Oklahoma Democrat Rep. Dan Boren is blasting Interior Secretary Ken Salazar’s plans to overhaul the onshore leasing operations at the Bureau of Land Management (BLM), which he called “job killing,” and said he was offended by Salazar’s “kings of the world” rhetoric that was used to describe natural gas and oil producers.

Boren sent a letter to Salazar after the Interior secretary unveiled a sweeping reform of BLM’s onshore leasing program Wednesday (see Daily GPI, Jan. 7). In a conference call with reporters, Salazar said the new policies were evidence that producers’ influence on federal leasing decisions was not as strong as it had been in the previous administration.

“The difference is that under the prior administration, the oil and gas industry were essentially the kings of the world,” Salazar said. “Whatever they wanted to happen essentially happened. This department was essentially a handmaiden of the oil and gas industry…We have brought that to an end.”

Boren said the comments were “beyond the pale when thousands of Oklahomans and people from other energy-producing states are losing their jobs due to the recession. It’s the type of rhetoric that only serves to add insult to injury — like he’s just trying to pile-on their misery.”

The energy industry, said Boren, “is overwhelmingly made up of independent producers that drill 90% of the wells in the U.S. They are the mom and pop outfits that run a handful of wells, the young entrepreneur seeking to expand his operation, or the regional company that employs hundreds or even thousands of people in communities across the nation.

“And quite frankly, they consider this brand of rancor as a slap in the face and a direct attack on their pride in having helped build this country’s economy and powering its future,” Boren said. “When did this [Obama] administration completely divorce itself of the direct correlation between the ‘industry’ itself and the millions of American jobs that it provides? These are small businesses. These are sorely needed, well-paying American jobs.”

Some of Interior’s policy reforms would “circumvent law” approved under the Energy Policy Act of 2005, which passed Congress with the support of both Salazar and then-Sen. Obama, Boren noted.

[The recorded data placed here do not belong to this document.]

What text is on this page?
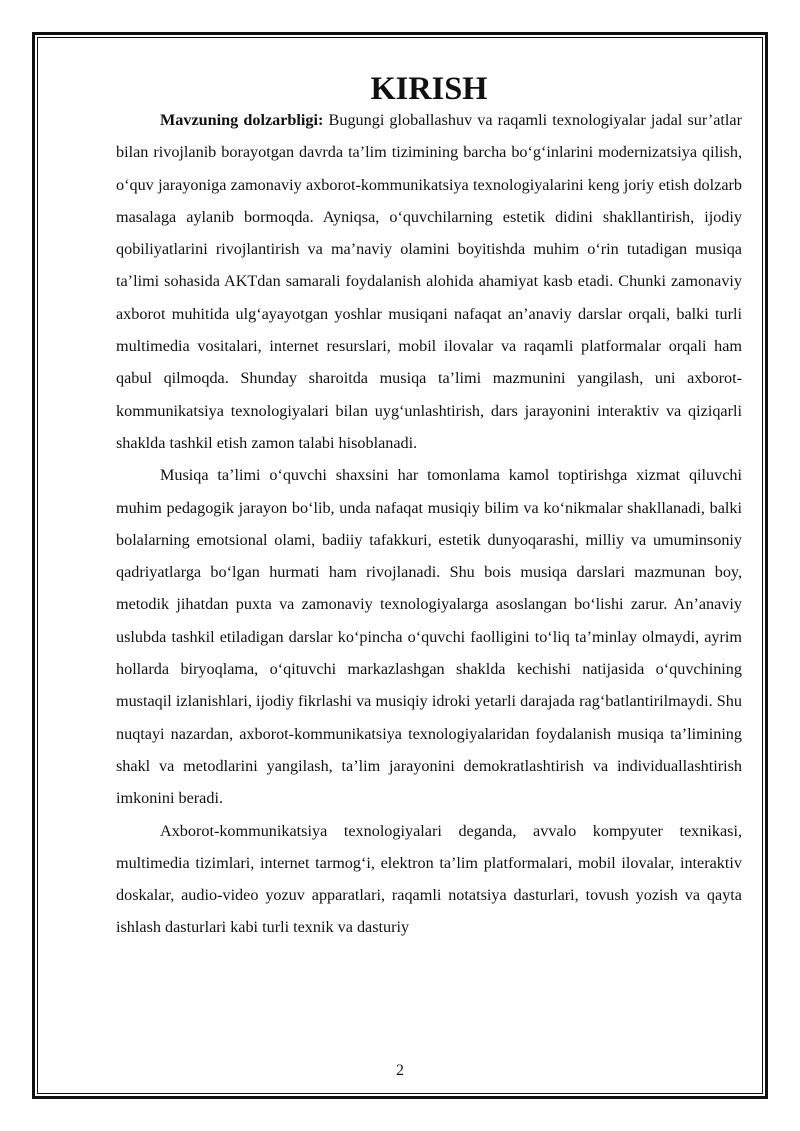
KIRISH

Mavzuning dolzarbligi: Bugungi globallashuv va raqamli texnologiyalar jadal sur’atlar bilan rivojlanib borayotgan davrda ta’lim tizimining barcha bo‘g‘inlarini modernizatsiya qilish, o‘quv jarayoniga zamonaviy axborot-kommunikatsiya texnologiyalarini keng joriy etish dolzarb masalaga aylanib bormoqda. Ayniqsa, o‘quvchilarning estetik didini shakllantirish, ijodiy qobiliyatlarini rivojlantirish va ma’naviy olamini boyitishda muhim o‘rin tutadigan musiqa ta’limi sohasida AKTdan samarali foydalanish alohida ahamiyat kasb etadi. Chunki zamonaviy axborot muhitida ulg‘ayayotgan yoshlar musiqani nafaqat an’anaviy darslar orqali, balki turli multimedia vositalari, internet resurslari, mobil ilovalar va raqamli platformalar orqali ham qabul qilmoqda. Shunday sharoitda musiqa ta’limi mazmunini yangilash, uni axborot-kommunikatsiya texnologiyalari bilan uyg‘unlashtirish, dars jarayonini interaktiv va qiziqarli shaklda tashkil etish zamon talabi hisoblanadi.

Musiqa ta’limi o‘quvchi shaxsini har tomonlama kamol toptirishga xizmat qiluvchi muhim pedagogik jarayon bo‘lib, unda nafaqat musiqiy bilim va ko‘nikmalar shakllanadi, balki bolalarning emotsional olami, badiiy tafakkuri, estetik dunyoqarashi, milliy va umuminsoniy qadriyatlarga bo‘lgan hurmati ham rivojlanadi. Shu bois musiqa darslari mazmunan boy, metodik jihatdan puxta va zamonaviy texnologiyalarga asoslangan bo‘lishi zarur. An’anaviy uslubda tashkil etiladigan darslar ko‘pincha o‘quvchi faolligini to‘liq ta’minlay olmaydi, ayrim hollarda biryoqlama, o‘qituvchi markazlashgan shaklda kechishi natijasida o‘quvchining mustaqil izlanishlari, ijodiy fikrlashi va musiqiy idroki yetarli darajada rag‘batlantirilmaydi. Shu nuqtayi nazardan, axborot-kommunikatsiya texnologiyalaridan foydalanish musiqa ta’limining shakl va metodlarini yangilash, ta’lim jarayonini demokratlashtirish va individuallashtirish imkonini beradi.

Axborot-kommunikatsiya texnologiyalari deganda, avvalo kompyuter texnikasi, multimedia tizimlari, internet tarmog‘i, elektron ta’lim platformalari, mobil ilovalar, interaktiv doskalar, audio-video yozuv apparatlari, raqamli notatsiya dasturlari, tovush yozish va qayta ishlash dasturlari kabi turli texnik va dasturiy

2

“Natural gas is without question the cleanest, most affordable American fuel we have,” Boren’s letter stated. “Thanks to new technologies, we can produce it in abundance if provided the access, but the benefits reach far beyond the tangible commodity. Its greatest contribution undoubtedly comes in the form of jobs — high-paying, stable, American jobs. Currently, millions of Americans are employed by the oil and gas industry, earning, on average, $45 an hour — over $93,000 a year — or double the national average estimate of jobs created by so-called ‘green investment.’

“Moreover, the revenue you are impeding from oil and gas leasing is the largest contributor to the national treasury after income tax. To stifle the growth of this industry in the midst of record-setting national deficit and unemployment levels is not only outrageous, but irresponsible.”

Boren asked Salazar to “reconsider these policy initiatives and reevaluate the harmful rhetoric you continue to use when discussing our nation’s energy industry and the millions of hard-working Americans it employs. Instead, respect the legacy of those who laid the foundation of our nation’s prosperity and work with the American energy industry on policies that will complement our national objectives, while preserving these critical jobs.”